For all of Moscow’s unseemliness, it had considerable beauty to entice the senses, even in Peter’s time. Throughout the worshipful city could be heard the song of the “silver-tongued bells,” the “language of heaven floating through the skies,” as the historian Kazimierz Waliszewski wrote. There was an austere beauty, too, in the chants that dominated Orthodox ritual in the churches. Near the Kremlin was a magnificent flower, plant, and shrubbery market, with merchants selling violets, roses, and cherry trees out of huts painted to look like gardens of buttercups.
Moscow’s alchemy proved irresistible even when tidier Petersburg was the political capital of Russia, from the early eighteenth century until the Bolshevik Revolution in 1917. Late czarist-era Moscow had more wealthy people and more bookstores than Petersburg, and it remained the nation’s spiritual capital, unequaled as a shrine for romantic yearning. “To Moscow, to Moscow,” Chekhov’s characters chant in his play Three Sisters , first performed in 1901 at the Moscow Art Theater. “There’s nothing on earth better than Moscow.” Earlier, in War and Peace , Tolstoy had written that “every Russian looking at Moscow feels her to be a mother.”

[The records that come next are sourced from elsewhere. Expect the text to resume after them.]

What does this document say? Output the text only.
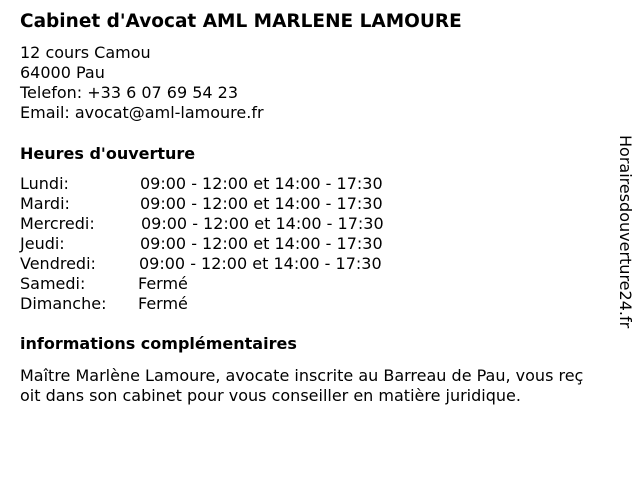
Cabinet d'Avocat AML MARLENE LAMOURE
12 cours Camou
64000 Pau
Telefon: +33 6 07 69 54 23
Email: avocat@aml-lamoure.fr
Heures d'ouverture
Lundi:	09:00 - 12:00 et 14:00 - 17:30
Mardi:	09:00 - 12:00 et 14:00 - 17:30
Mercredi:	09:00 - 12:00 et 14:00 - 17:30
Jeudi:	09:00 - 12:00 et 14:00 - 17:30
Vendredi:	09:00 - 12:00 et 14:00 - 17:30
Samedi:	Fermé
Dimanche: Fermé
informations complémentaires
Maître Marlène Lamoure, avocate inscrite au Barreau de Pau, vous reç
oit dans son cabinet pour vous conseiller en matière juridique.
Horairesdouverture24.fr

There is no greater testament to the hardiness of this city of disjointed parts than its survival under the rule of Soviet masters who seemed to believe that anything crooked could be made straight. Rote destruction was their method, and religious Moscow suffered most. Magnificent bells were ripped out of church belfries, and numerous cathedrals, churches, monasteries, and convents were demolished. All of Moscow, aglow with electric lights that transfixed visitors from the provinces, was meant to adhere to a triumphant, futuristic aesthetic, an architectural expression of a radical new phase of human existence. Though any clear-eyed understanding of Moscow would have suggested that its possibilities as a utopia were severely limited, some credulous Western modernists subscribed to the plan. The mammoth Cathedral of Christ the Savior, built in the nineteenth century to honor the expulsion of Napoleon from Russia, was blown up in 1931 to make way for a planned “Palace of Soviets,” and both Le Corbusier and Walter Gropius submitted designs. The winning entry, by the Soviet architect Boris Iofan, called for a massive structure, taller than the Empire State Building, topped by a giant statue of Lenin with his right arm raised in welcome.